Au milieu du tumulte des réseaux sociaux, l’Accord de WASHINGTON est devenu le porte-étendard d’une polémique qui en dit davantage sur les réflexes de la classe politique Congolaise que sur la lettre du texte. L’opposition y voit une cession de souveraineté, sans toujours offrir une voie de sortie crédible à un conflit qui ravage l’Est depuis plus de trois décennies. Elle pourfend le Président TSHISEKEDI moins pour son rapprochement avec WASHINGTON que pour avoir bousculé des rentes anciennes: le pouvoir pour le pouvoir, l’enrichissement illicite, l’impunité comme moteur du jeu politique, parfois jusqu’à pactiser—ou fermer les yeux—devant les intérêts de l’ennemi ( l’ agression Rwandaise). Habituée aux conclaves sans lendemains, aux dialogues en série et aux réconciliations de façade, une partie de l’élite a trop souvent sacrifié l’intérêt général sur l’autel des égos, du tribalisme instrumentalisé et du partage de postes. Le peuple, réduit au rôle de variable d’ajustement, n’est convoqué que pour être manipulé, au gré de syndromes de division savamment entretenus.

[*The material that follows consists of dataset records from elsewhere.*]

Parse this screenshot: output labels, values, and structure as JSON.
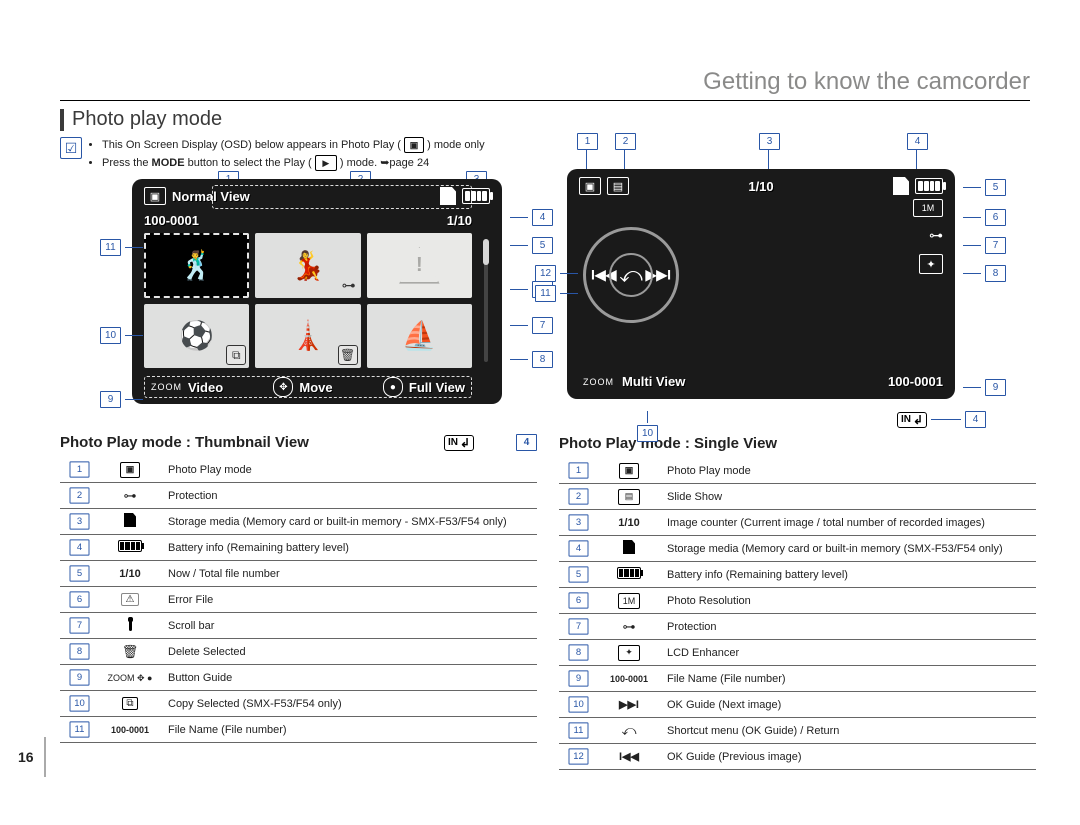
{
  "chapter_title": "Getting to know the camcorder",
  "section_title": "Photo play mode",
  "page_number": "16",
  "notes": {
    "line1_a": "This On Screen Display (OSD) below appears in Photo Play (",
    "line1_b": ") mode only",
    "line2_a": "Press the ",
    "line2_bold": "MODE",
    "line2_b": " button to select the Play (",
    "line2_c": ") mode. ➥page 24"
  },
  "osd_thumb": {
    "title": "Normal View",
    "file_name": "100-0001",
    "counter": "1/10",
    "bottom_left_small": "ZOOM",
    "bottom_left": "Video",
    "bottom_mid": "Move",
    "bottom_right": "Full View"
  },
  "osd_single": {
    "counter": "1/10",
    "bottom_left_small": "ZOOM",
    "bottom_left": "Multi View",
    "file_name": "100-0001"
  },
  "sub_thumb": "Photo Play mode : Thumbnail View",
  "sub_single": "Photo Play mode : Single View",
  "in_label": "IN",
  "legend_thumb": [
    {
      "n": "1",
      "icon": "photo",
      "text": "Photo Play mode"
    },
    {
      "n": "2",
      "icon": "key",
      "text": "Protection"
    },
    {
      "n": "3",
      "icon": "sd",
      "text": "Storage media (Memory card or built-in memory - SMX-F53/F54 only)"
    },
    {
      "n": "4",
      "icon": "batt",
      "text": "Battery info (Remaining battery level)"
    },
    {
      "n": "5",
      "icon": "ratio",
      "text": "Now / Total file number"
    },
    {
      "n": "6",
      "icon": "warn",
      "text": "Error File"
    },
    {
      "n": "7",
      "icon": "scroll",
      "text": "Scroll bar"
    },
    {
      "n": "8",
      "icon": "trash",
      "text": "Delete Selected"
    },
    {
      "n": "9",
      "icon": "guide",
      "text": "Button Guide"
    },
    {
      "n": "10",
      "icon": "copy",
      "text": "Copy Selected (SMX-F53/F54 only)"
    },
    {
      "n": "11",
      "icon": "filen",
      "text": "File Name (File number)"
    }
  ],
  "legend_single": [
    {
      "n": "1",
      "icon": "photo",
      "text": "Photo Play mode"
    },
    {
      "n": "2",
      "icon": "slide",
      "text": "Slide Show"
    },
    {
      "n": "3",
      "icon": "ratio",
      "text": "Image counter (Current image / total number of recorded images)"
    },
    {
      "n": "4",
      "icon": "sd",
      "text": "Storage media (Memory card or built-in memory (SMX-F53/F54 only)"
    },
    {
      "n": "5",
      "icon": "batt",
      "text": "Battery info (Remaining battery level)"
    },
    {
      "n": "6",
      "icon": "res",
      "text": "Photo Resolution"
    },
    {
      "n": "7",
      "icon": "key",
      "text": "Protection"
    },
    {
      "n": "8",
      "icon": "lcd",
      "text": "LCD Enhancer"
    },
    {
      "n": "9",
      "icon": "filen",
      "text": "File Name (File number)"
    },
    {
      "n": "10",
      "icon": "next",
      "text": "OK Guide (Next image)"
    },
    {
      "n": "11",
      "icon": "return",
      "text": "Shortcut menu (OK Guide) / Return"
    },
    {
      "n": "12",
      "icon": "prev",
      "text": "OK Guide (Previous image)"
    }
  ],
  "icons": {
    "ratio_text": "1/10",
    "filen_text": "100-0001",
    "res_text": "1M",
    "guide_text": "ZOOM ✥ ●"
  }
}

Face à ce cycle de dévoiements, l’option WASHINGTON apparaît moins comme une fuite en avant que comme un pari d’État: verrouiller l’avidité interne, assécher les réseaux d’alliances prédatrices et replacer la sécurité et la reconstruction au cœur d’un agenda mesurable. En déjouant un système où des «fils du Pays» s’abreuvaient aux mamelles d’intérêts Rwandais et transnationaux, le Président TSHISEKEDI assume une Diplomatie de rupture—audacieuse, donc contestée.
Reste l’essentiel: après plus de trente ans de massacres, de pillages miniers et d’économie d’ombre, les Congolais n’attendent plus des promesses, mais des preuves. Retrait effectif des agresseurs et leurs supplétifs. Traçabilité des minerais. Retour des services régaliens. Justice pour les victimes. Routes et écoles qui tiennent.
Si l’Accord de WASHINGTON catalyse ce basculement, il ne sera ni reddition ni vassalité, mais l’expression d’une souveraineté rendue tangible par la responsabilité et la performance.
Entre vacarme et vertu, le Pays n’a plus le luxe d’hésiter. Que le «mariage» TRUMP–TSHISEKEDI —au-delà des noms Propres—se juge d’abord à l’aune de la Paix retrouvée et du développement partagé, à l’Est comme sur l’ensemble du Territoire National.